There are some limitations of included builds:

  1. If secant-android-wallet is using a newer version of the Android Gradle plugin compared to zcash-android-wallet-sdk, the build will fail. If this happens, you may need to modify the zcash-android-wallet-sdk gradle.properties so that the Android Gradle Plugin version matches that of secant-android-wallet. After making this change, it will be necessary to run a build from the command line with the flag --write-locks e.g. ./gradlew assemble --write-locks in order to update the dependency locks. Similar problems can occur if projects are using different versions of Kotlin or different versions of Gradle
  2. Modules in each project cannot share the same name. For this reason, build-conventions have different names in each repo (zcash-android-wallet-sdk/build-conventions vs secant-android-wallet/build-conventions-secant)

Firebase Test Lab

This section is optional.

For Continuous Integration, see CI.md. The rest of this section is regarding local development.

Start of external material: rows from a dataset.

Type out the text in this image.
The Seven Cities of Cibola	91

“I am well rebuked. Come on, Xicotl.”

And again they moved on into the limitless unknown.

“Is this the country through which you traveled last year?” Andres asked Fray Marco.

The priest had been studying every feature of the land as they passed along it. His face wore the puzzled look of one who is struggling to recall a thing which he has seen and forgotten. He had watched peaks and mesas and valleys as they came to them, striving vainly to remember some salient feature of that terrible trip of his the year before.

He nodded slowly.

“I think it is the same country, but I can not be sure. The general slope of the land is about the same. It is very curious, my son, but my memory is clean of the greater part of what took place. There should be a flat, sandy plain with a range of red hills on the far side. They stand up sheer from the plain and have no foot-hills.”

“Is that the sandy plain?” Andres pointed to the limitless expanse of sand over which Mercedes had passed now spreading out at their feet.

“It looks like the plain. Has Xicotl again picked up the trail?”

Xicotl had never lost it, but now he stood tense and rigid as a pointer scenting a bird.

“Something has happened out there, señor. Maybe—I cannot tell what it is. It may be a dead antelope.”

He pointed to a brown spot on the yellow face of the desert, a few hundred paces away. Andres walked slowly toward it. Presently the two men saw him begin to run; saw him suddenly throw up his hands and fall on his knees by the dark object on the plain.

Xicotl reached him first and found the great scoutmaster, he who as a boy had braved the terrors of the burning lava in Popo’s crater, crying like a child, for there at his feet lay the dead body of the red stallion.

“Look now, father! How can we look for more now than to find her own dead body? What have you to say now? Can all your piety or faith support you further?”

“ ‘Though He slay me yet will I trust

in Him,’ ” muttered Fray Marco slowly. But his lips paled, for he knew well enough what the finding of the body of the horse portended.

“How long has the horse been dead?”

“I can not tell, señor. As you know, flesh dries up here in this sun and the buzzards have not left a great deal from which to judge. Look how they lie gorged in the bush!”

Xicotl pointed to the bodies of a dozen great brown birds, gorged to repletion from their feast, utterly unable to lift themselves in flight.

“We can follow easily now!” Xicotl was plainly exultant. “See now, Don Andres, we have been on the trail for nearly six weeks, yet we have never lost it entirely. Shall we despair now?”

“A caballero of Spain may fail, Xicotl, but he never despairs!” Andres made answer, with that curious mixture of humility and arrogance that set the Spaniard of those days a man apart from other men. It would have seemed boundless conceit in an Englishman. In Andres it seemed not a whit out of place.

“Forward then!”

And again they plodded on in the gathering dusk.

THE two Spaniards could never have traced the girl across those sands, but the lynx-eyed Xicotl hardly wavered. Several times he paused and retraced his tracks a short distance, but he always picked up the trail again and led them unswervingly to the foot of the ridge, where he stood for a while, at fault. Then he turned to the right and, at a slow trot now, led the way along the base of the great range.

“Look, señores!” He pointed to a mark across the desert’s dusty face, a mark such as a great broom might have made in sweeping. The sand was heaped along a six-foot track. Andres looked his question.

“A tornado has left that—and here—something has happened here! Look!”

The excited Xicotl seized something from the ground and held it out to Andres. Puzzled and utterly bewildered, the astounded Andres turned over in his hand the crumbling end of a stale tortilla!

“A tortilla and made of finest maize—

  1. Configure or request access to a Firebase Test Lab project
    1. If you are an Electric Coin Co team member: Make an IT request to add your Google account to the existing Firebase Test Lab project
    2. If you are an open source contributor: set up your own Firebase project for the purpose of running Firebase Test Lab
  2. Set the Firebase Google Cloud project name as a global Gradle property ZCASH_FIREBASE_TEST_LAB_PROJECT under ~/.gradle/gradle.properties
  3. Run the Gradle task flankAuth to generate a Firebase authentication token on your machine

Tests can now be run on Firebase Test Lab from your local machine.

The Firebase Test Lab tasks DO NOT build the app, so they rely on existing build outputs. This means you should:

  1. Build the debug and test APKs: ./gradlew assembleDebug assembleZcashmainnetDebug assembleZcashtestnetDebug assembleAndroidTest
  2. Run the tests: ./gradlew runFlank

Emulator WTF

This section is optional.

For Continuous Integration, see CI.md. The rest of this section is regarding local development.

  1. Configure or request access to emulator.wtf
    1. If you are an Electric Coin Co team member: We are still setting up a process for this, because emulator.wtf does not yet support individual API tokens
    2. If you are an open source contributor: Visit http://emulator.wtf and request an API key
  2. Set the emulator.wtf API key as a global Gradle property ZCASH_EMULATOR_WTF_API_KEY under ~/.gradle/gradle.properties
  3. Run the Gradle task ./gradlew testDebugWithEmulatorWtf :app:testZcashmainnetDebugWithEmulatorWtf :ui-integration-test:testDebugWithEmulatorWtf :ui-screenshot-test:testDebugWithEmulatorWtf (emulator.wtf tasks do build the app, so you don't need to build them beforehand)

Testnet funds

The Zcash testnet is an alternative blockchain that attempts to mimic the mainnet (main Zcash network) for testing purposes. Testnet coins are distinct from actual ZEC and do not have value. Developers and users can experiment with the testnet without having to use valuable currency. The testnet is also used to test network upgrades and their activation before committing to the upgrade on the main Zcash network. For more information on how to add testnet funds visit Testnet Guide or go right to the Testnet Faucet.

Sideloading

Although the goal of this document is to enable readers to build the app from source, it is also possible to sideload debug builds created by Continuous Integration. For more details see Sideloading.md.